Eveneens op 24 januari 2018 hebben [eiser] en [gedaagde sub 1] een intentieverklaring getekend (hierna: de Intentieverklaring). Daarover hadden partijen al sinds november 2017 gesproken. In de Intentieverklaring staat, voor zover van belang, het volgende:

Waar gaan we naar toe
[eiser]( [eiser] , vzr)
en [gedaagde sub 1]( [gedaagde sub 1] , vzr)
willen samen ondernemen als directeur groot eigenaar van [groep] .
(…)
Op een termijn van ongeveer 3 jaar, zodra de juiste opvolging door [groep] is gevonden en door [eiser] is ingewerkt, is het de bedoeling dat [eiser] komt opereren op het niveau van de holding als Co-CEO.
(…)
Om de gelijkwaardigheid tussen [eiser] en [gedaagde sub 1] te vergroten is het wenselijk dat zij gezamenlijk in dezelfde pool met aandeelhouders komen te zitten op een termijn van ongeveer 3 jaar. Dat zou betekenen dat [eiser] zijn directe belang in [gelieerde vennootschap 2]( [gelieerde vennootschap 2] , vzr)
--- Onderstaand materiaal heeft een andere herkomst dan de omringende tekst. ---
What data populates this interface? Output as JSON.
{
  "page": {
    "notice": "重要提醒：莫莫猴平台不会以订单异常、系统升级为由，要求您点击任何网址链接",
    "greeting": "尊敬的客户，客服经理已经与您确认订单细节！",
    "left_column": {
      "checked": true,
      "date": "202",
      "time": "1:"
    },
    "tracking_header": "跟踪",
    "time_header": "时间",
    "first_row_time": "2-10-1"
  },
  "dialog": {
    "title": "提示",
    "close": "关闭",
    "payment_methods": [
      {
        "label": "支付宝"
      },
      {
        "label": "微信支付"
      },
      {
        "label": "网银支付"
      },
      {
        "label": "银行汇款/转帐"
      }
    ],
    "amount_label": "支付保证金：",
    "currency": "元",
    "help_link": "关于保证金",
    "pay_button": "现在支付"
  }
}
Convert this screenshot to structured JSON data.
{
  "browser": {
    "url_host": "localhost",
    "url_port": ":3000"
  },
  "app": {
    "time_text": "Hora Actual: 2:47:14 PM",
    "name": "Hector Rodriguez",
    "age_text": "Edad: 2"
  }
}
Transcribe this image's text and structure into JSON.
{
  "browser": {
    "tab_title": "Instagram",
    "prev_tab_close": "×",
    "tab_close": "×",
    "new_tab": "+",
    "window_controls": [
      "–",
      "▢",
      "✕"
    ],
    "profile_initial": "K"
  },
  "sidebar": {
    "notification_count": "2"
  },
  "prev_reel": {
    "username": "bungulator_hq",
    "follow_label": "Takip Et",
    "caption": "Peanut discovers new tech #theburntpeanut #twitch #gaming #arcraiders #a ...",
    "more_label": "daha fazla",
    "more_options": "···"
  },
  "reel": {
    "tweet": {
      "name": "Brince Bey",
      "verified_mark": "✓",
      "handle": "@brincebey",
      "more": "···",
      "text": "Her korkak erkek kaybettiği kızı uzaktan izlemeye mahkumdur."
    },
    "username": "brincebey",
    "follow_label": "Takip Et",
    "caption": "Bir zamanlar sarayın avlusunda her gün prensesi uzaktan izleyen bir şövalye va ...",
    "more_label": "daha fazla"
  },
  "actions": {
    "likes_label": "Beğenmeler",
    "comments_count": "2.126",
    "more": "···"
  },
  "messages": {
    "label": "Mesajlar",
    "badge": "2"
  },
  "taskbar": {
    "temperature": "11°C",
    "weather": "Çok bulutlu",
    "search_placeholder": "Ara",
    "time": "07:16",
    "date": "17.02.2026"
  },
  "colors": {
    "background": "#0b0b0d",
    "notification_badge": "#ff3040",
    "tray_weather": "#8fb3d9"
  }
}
moet ruilen voor een belang in [groep] en van [gedaagde sub 2] naar [Holding] . (…)
(…)
[eiser] bouwt momenteel zijn eerste belang op in [gedaagde sub 2] . Deze eerste aankoop zal geschieden op basis van de gebruikelijk [gedaagde sub 3 voorwaarden] en op basis van een vesting periode van 3 jaar ingaande per 1 april 2017. Tevens zal een site letter(de onder 2.6 genoemde Letter of Comfort, vzr.)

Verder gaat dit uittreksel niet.